Kampf an allen Fronten Obama unter Druck
22.09.2009, 16:09 UhrUS-Präsident Barack Obama wünscht sich beim G20-Gipfel in Pittsburgh vor allem eins - endlich mal wieder einen Erfolg. Schöne Bilder, auf denen er mit den anderen Großen der Welt plaudert, ein klangvolles Abschlussdokument, in dem das Ende der globalen Wirtschaftskrise beschworen wird.

Barack Obama und sein chinesischer Amtskollege Hu Jintao beim G20-Gipfel in London im April. China und Russland denken laut darüber nach, den Dollar als Leitwährung in Frage zu stellen.
(Foto: picture-alliance/ dpa)
Das wäre schon etwas für den derzeit wegen des Streits um die Gesundheitsreform arg bedrängten Obama. Während sich etwa die EU mit kampfeslustigen Forderungen in Stellung bringt, herrscht in Washington noch weitgehend Schweigen über die konkrete Strategie in Pittsburgh. Zögern und Zaudern in Washington?
Zwar forderte Obama unlängst "aggressive Reformen" des Finanz- Kontrollsystems, damit Bankenzusammenbrüche wie vor einem Jahr nicht abermals die Welt erschüttern. Vollmundig setzt er hinzu: "Und wir werden daran arbeiten, sicherzustellen, dass der Rest der Welt das gleiche tut." Das klingt nach Anspruch einer Führungsrolle, in der sich Amerikaner in Sachen Wirtschaft und Finanzen gerne sehen. Doch die Europäer sind skeptisch.
Fehlender Rückhalt in der Heimat
Denn Obama hat ein Problem: Vor allem in Sachen Banken- und Finanzkontrolle, eines der großen Themen in Pittsburgh, bröckelt die Zustimmung in den USA. In der Finanzwelt wächst der Widerstand gegen umfassende Aufsicht, vor allem gegen eine internationale Kontrolle oder etwa gegen eine Obergrenze der Banker-Boni. "Das Gedächtnis der Wall Street ist kurz", klagt etwa Robert Glauber, ehemaliger Chef der Organisation zur Selbstregulierung des Finanzplatzes.
Ähnlich sieht das Charles Dallara vom International Institute of Finance (IIF), dem Weltverband der Finanzbranche.
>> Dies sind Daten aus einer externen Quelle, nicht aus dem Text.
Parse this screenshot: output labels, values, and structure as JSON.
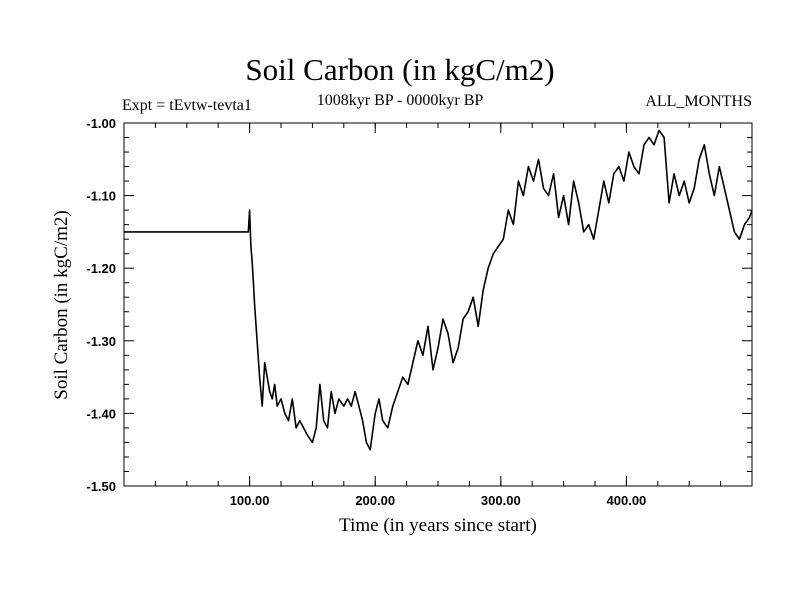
{
  "chart_data": {
    "type": "line",
    "title": "Soil Carbon (in kgC/m2)",
    "subtitle": "1008kyr BP - 0000kyr BP",
    "experiment_label": "Expt = tEvtw-tevta1",
    "months_label": "ALL_MONTHS",
    "xlabel": "Time (in years since start)",
    "ylabel": "Soil Carbon (in kgC/m2)",
    "xlim": [
      0,
      500
    ],
    "ylim": [
      -1.5,
      -1.0
    ],
    "x_ticks": [
      100,
      200,
      300,
      400
    ],
    "x_tick_labels": [
      "100.00",
      "200.00",
      "300.00",
      "400.00"
    ],
    "y_ticks": [
      -1.5,
      -1.4,
      -1.3,
      -1.2,
      -1.1,
      -1.0
    ],
    "y_tick_labels": [
      "-1.50",
      "-1.40",
      "-1.30",
      "-1.20",
      "-1.10",
      "-1.00"
    ],
    "series": [
      {
        "name": "Soil Carbon",
        "color": "#000000",
        "x": [
          0,
          99,
          100,
          101,
          102,
          103,
          104,
          106,
          108,
          110,
          112,
          114,
          116,
          118,
          120,
          122,
          125,
          128,
          131,
          134,
          137,
          140,
          143,
          146,
          150,
          153,
          156,
          159,
          162,
          165,
          168,
          171,
          175,
          178,
          181,
          184,
          187,
          190,
          193,
          196,
          200,
          203,
          206,
          210,
          214,
          218,
          222,
          226,
          230,
          234,
          238,
          242,
          246,
          250,
          254,
          258,
          262,
          266,
          270,
          274,
          278,
          282,
          286,
          290,
          294,
          298,
          302,
          306,
          310,
          314,
          318,
          322,
          326,
          330,
          334,
          338,
          342,
          346,
          350,
          354,
          358,
          362,
          366,
          370,
          374,
          378,
          382,
          386,
          390,
          394,
          398,
          402,
          406,
          410,
          414,
          418,
          422,
          426,
          430,
          434,
          438,
          442,
          446,
          450,
          454,
          458,
          462,
          466,
          470,
          474,
          478,
          482,
          486,
          490,
          494,
          498,
          500
        ],
        "values": [
          -1.15,
          -1.15,
          -1.12,
          -1.17,
          -1.19,
          -1.22,
          -1.25,
          -1.3,
          -1.35,
          -1.39,
          -1.33,
          -1.35,
          -1.37,
          -1.38,
          -1.36,
          -1.39,
          -1.38,
          -1.4,
          -1.41,
          -1.38,
          -1.42,
          -1.41,
          -1.42,
          -1.43,
          -1.44,
          -1.42,
          -1.36,
          -1.41,
          -1.42,
          -1.37,
          -1.4,
          -1.38,
          -1.39,
          -1.38,
          -1.39,
          -1.37,
          -1.39,
          -1.41,
          -1.44,
          -1.45,
          -1.4,
          -1.38,
          -1.41,
          -1.42,
          -1.39,
          -1.37,
          -1.35,
          -1.36,
          -1.33,
          -1.3,
          -1.32,
          -1.28,
          -1.34,
          -1.31,
          -1.27,
          -1.29,
          -1.33,
          -1.31,
          -1.27,
          -1.26,
          -1.24,
          -1.28,
          -1.23,
          -1.2,
          -1.18,
          -1.17,
          -1.16,
          -1.12,
          -1.14,
          -1.08,
          -1.1,
          -1.06,
          -1.08,
          -1.05,
          -1.09,
          -1.1,
          -1.07,
          -1.13,
          -1.1,
          -1.14,
          -1.08,
          -1.11,
          -1.15,
          -1.14,
          -1.16,
          -1.12,
          -1.08,
          -1.11,
          -1.07,
          -1.06,
          -1.08,
          -1.04,
          -1.06,
          -1.07,
          -1.03,
          -1.02,
          -1.03,
          -1.01,
          -1.02,
          -1.11,
          -1.07,
          -1.1,
          -1.08,
          -1.11,
          -1.09,
          -1.05,
          -1.03,
          -1.07,
          -1.1,
          -1.06,
          -1.09,
          -1.12,
          -1.15,
          -1.16,
          -1.14,
          -1.13,
          -1.12
        ]
      }
    ]
  }
}
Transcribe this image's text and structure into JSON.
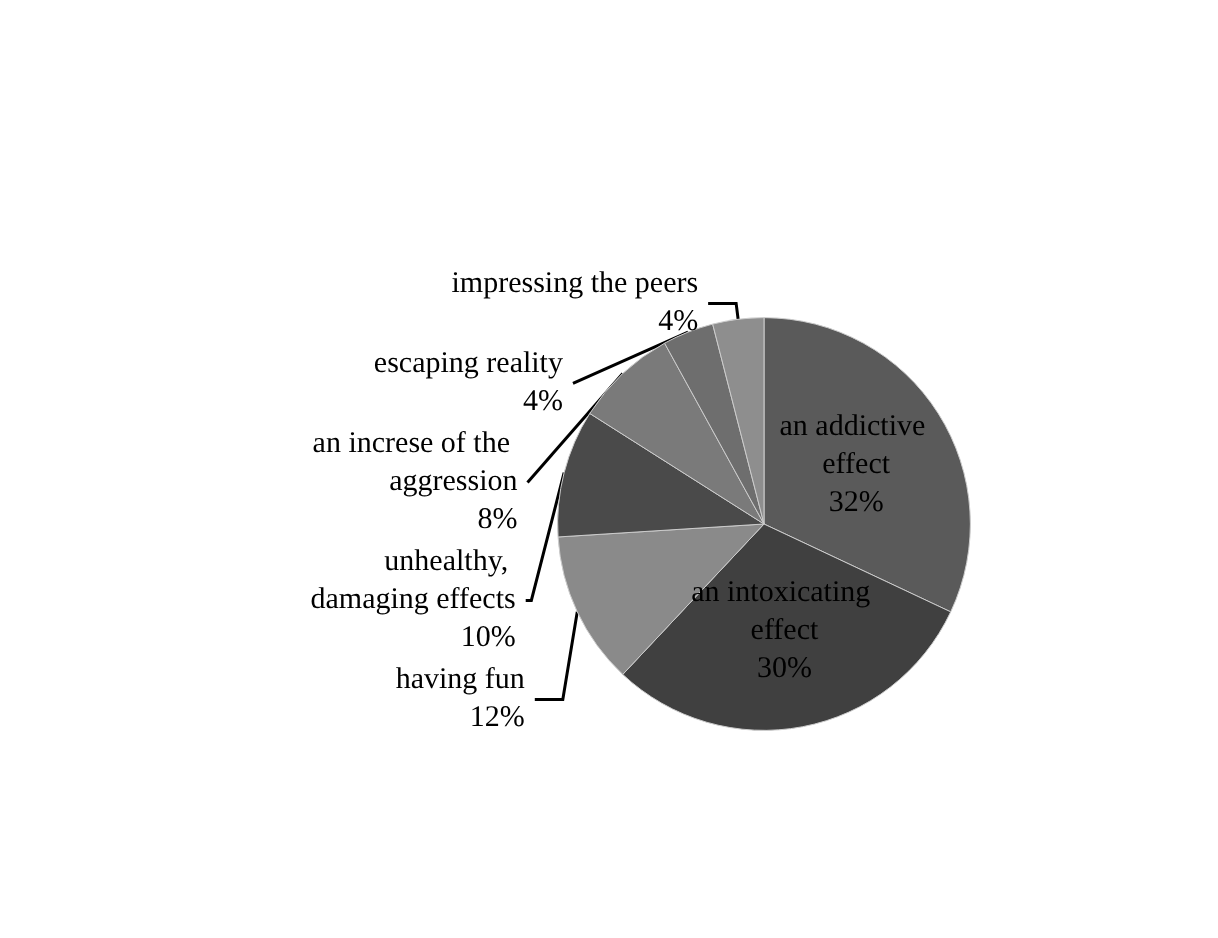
{
  "chart_data": {
    "type": "pie",
    "categories": [
      "an addictive effect",
      "an intoxicating effect",
      "having fun",
      "unhealthy, damaging effects",
      "an increse of the aggression",
      "escaping reality",
      "impressing the peers"
    ],
    "values": [
      32,
      30,
      12,
      10,
      8,
      4,
      4
    ],
    "colors": [
      "#5a5a5a",
      "#404040",
      "#8a8a8a",
      "#4a4a4a",
      "#7a7a7a",
      "#6e6e6e",
      "#8e8e8e"
    ],
    "value_labels": [
      "32%",
      "30%",
      "12%",
      "10%",
      "8%",
      "4%",
      "4%"
    ],
    "legend": false
  }
}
Jetzt, da die Kurse wieder steigen, die Banken wieder Boni zahlen, schwindet der Reform- Elan merklich. Mehr noch: Dallara warnt vor "kumulativen Effekten" einer Finanzreform, die Banken einschränken könne. Von einem "Ersticken der Innovation" ist die Rede.
Obama droht in eine Zwickmühle zu geraten: Während Europäer in Pittsburgh auf eine Restrukturierung des gesamten Bankensektors dringen, mobilisiert zu Hause die Finanzbranche ihren Widerstand. Immerhin, bereits vor ein paar Wochen hatten sich die G20 in London nicht auf eine Höchstgrenze der Boni einigen können. Auch Dallara vom Welt-Bankenverband ist gegen Obergrenzen, wohl aber für internationale "Richtlinien". Deutet er damit schon eine Möglichkeit zum Kompromiss an?
Schuldenstaat USA
Ein weiteres Thema, das die USA in Pittsburgh unter Druck setzen könnte, sind die Staatsschulden. Wieder stellt Europa Forderungen. Die G20-Länder müssten schon jetzt "Ausstiegspläne" schmieden, um beim bevorstehenden Wirtschaftsaufschwung ihre Schulden abzutragen.
Es ist nur natürlich, dass sich "Rekordschuldner" USA hier besonders angesprochen fühlen muss. Im US-Haushalt klafft dieses Jahr ein Loch von 1,58 Billionen Dollar - das sind über elf Prozent des jährlichen Wirtschaftsprodukts. Zwar mahnt auch Obama das große Sparen an, aber schon jetzt steht fest: Die USA werden in den nächsten zehn Jahren die schwindelerregende Summe von neun Billionen Dollar anhäufen. Schon denken China und Russland laut darüber nach, den Dollar als Leitwährung in Frage zu stellen - für die USA wäre dies eine finanzpolitische Katastrophe.
Bereits beim G20-Gipfel im April in London war es Obama nicht gelungen, sich als wirklich starker Führer zu präsentieren. Zwar forderte er Wochen vor dem Treffen energisch weiter Milliarden für Konjunkturprogramme. Doch vor allem Angela Merkel und Frankreichs Präsident Nicolas Sarkozy waren skeptisch, am Ende gab es nur mehr Geld für den Internationalen Währungsfonds (IWF) und die Weltbank - Obama hatte schon kurz vor dem Gipfel seine Forderung aufgegeben.